Детская робость в глазах полковника насторожила Воскобоева. С назревающей неприязнью он ждал его возвращения. Когда Живихин наконец вернулся и даже словом не обмолвился о его деле, как будто вовсе и не было никакого дела, капитан понял, что жизнь кончена. Вскоре он объявил жене, что отправляется с Живихиным на охоту. Елизавета неприятно удивилась — муж никогда не держал в доме ружья, охотников за глаза звал шпаной: по его убеждению, только шпана утверждает свое мужское достоинство, напиваясь под ракитой, горланя, городя вранье, похваляясь оружием и почем зря паля по безоружным. Тем не менее, рассудила
Охотиться решили не в лесопосадках, а на другом берегу озера, там, где меж столетних сосен бродит сырой ветер в поисках врага или собеседника, где у самой кромки льда стоит дом, в котором неуютно спать. В этом доме холодно, щели расшатанных дощатых стен посвистывают недоуменно и жалобно, кто-то вздыхает, постанывает на чердаке. Это не привидения. В доме неоткуда взяться привидениям: в нем никто не умирал, как, впрочем, и не рождался. Дом построил не человек, чтобы в нем жить, а некий Обуплесхоз — чтобы обозначить на берегу свою власть и свое присутствие, чтобы пикником и охотой убеждать в своем существовании тех, от кого зависит существование. В отсутствие Обуплесхоза и его значительных гостей штатный биолог-охотовед сторожит дом и принимает в нем гостей менее значительных, таких, как полковник Живихин, или совсем незначительных, как, например, капитан Воскобоев…
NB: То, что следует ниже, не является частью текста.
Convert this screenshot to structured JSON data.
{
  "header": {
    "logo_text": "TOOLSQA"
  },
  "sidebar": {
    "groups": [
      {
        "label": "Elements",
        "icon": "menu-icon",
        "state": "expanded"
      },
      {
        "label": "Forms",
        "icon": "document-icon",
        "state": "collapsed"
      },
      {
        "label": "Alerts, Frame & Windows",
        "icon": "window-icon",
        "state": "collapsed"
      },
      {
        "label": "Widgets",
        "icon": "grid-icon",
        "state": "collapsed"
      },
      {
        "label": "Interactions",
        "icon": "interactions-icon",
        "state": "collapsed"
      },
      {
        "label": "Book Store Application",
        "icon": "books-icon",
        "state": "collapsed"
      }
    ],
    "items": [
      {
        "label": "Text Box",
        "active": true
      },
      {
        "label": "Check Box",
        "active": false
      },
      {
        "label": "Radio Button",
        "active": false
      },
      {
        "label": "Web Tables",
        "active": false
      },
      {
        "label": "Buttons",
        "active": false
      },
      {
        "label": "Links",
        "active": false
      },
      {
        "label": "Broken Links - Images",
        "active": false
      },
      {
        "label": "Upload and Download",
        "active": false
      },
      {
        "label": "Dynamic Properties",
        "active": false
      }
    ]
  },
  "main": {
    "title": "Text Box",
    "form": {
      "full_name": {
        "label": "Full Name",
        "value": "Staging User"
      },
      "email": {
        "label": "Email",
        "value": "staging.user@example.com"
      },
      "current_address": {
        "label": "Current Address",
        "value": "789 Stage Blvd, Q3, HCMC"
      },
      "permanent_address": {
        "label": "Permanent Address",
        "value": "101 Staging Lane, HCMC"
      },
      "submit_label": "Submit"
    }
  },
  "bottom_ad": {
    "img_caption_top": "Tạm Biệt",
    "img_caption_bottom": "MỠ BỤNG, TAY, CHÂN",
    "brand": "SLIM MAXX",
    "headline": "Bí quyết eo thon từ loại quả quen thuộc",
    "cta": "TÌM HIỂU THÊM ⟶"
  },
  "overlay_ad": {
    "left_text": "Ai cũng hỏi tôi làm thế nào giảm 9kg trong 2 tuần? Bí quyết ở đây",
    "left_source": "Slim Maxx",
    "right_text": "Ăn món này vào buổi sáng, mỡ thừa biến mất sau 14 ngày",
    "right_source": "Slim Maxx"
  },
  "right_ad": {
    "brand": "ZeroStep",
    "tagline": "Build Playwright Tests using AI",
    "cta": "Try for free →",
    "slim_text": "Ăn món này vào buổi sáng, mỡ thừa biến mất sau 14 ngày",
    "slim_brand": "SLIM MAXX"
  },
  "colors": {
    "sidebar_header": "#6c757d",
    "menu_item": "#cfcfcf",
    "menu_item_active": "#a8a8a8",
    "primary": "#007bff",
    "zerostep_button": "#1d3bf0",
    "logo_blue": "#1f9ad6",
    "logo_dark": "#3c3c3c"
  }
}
К сильной досаде Живихина, с ними увязался майор Трутко. Вразумительного повода его отшить не нашлось, обижать майора полковник не хотел, лишь вздохнул, махнул рукой и пальцем погрозил:
— Глупых вопросов не задавать. Делать как я. Слушать меня во всем.
— Осторожно, тут кое-где подгнило, — сказал охотовед, когда Воскобоев, Трутко и Живихин, сняв лыжи, ступили на крыльцо.
После первых же глотков водки майора разморило. Сонные сумерки обволакивали дом, птица резко вскрикивала в сумерках. Тихо гудела чугунная печка, пахло хлебом, луком, рыбными консервами. Минутами ему начинало казаться, что гул раскаленной печки, нарастая, заполняет удивительно огромный дом и все в доме гудит: гудят сумерки, лес, гудит темный лед под вечерним небом, и само небо гудит, подрагивая молодыми белыми звездами, — голова майора гудела, свет керосиновой лампы плыл перед глазами, подобно факелу на плоту. Потом гул стихал, дом съеживался до прежних размеров. Трутко с трудом поднимал веки и, встретив возбужденный блуждающий взгляд охотоведа, отводил глаза в сторону, туда, где на отекших обоях лоснилась репродукция «Трубачей Первой Конной».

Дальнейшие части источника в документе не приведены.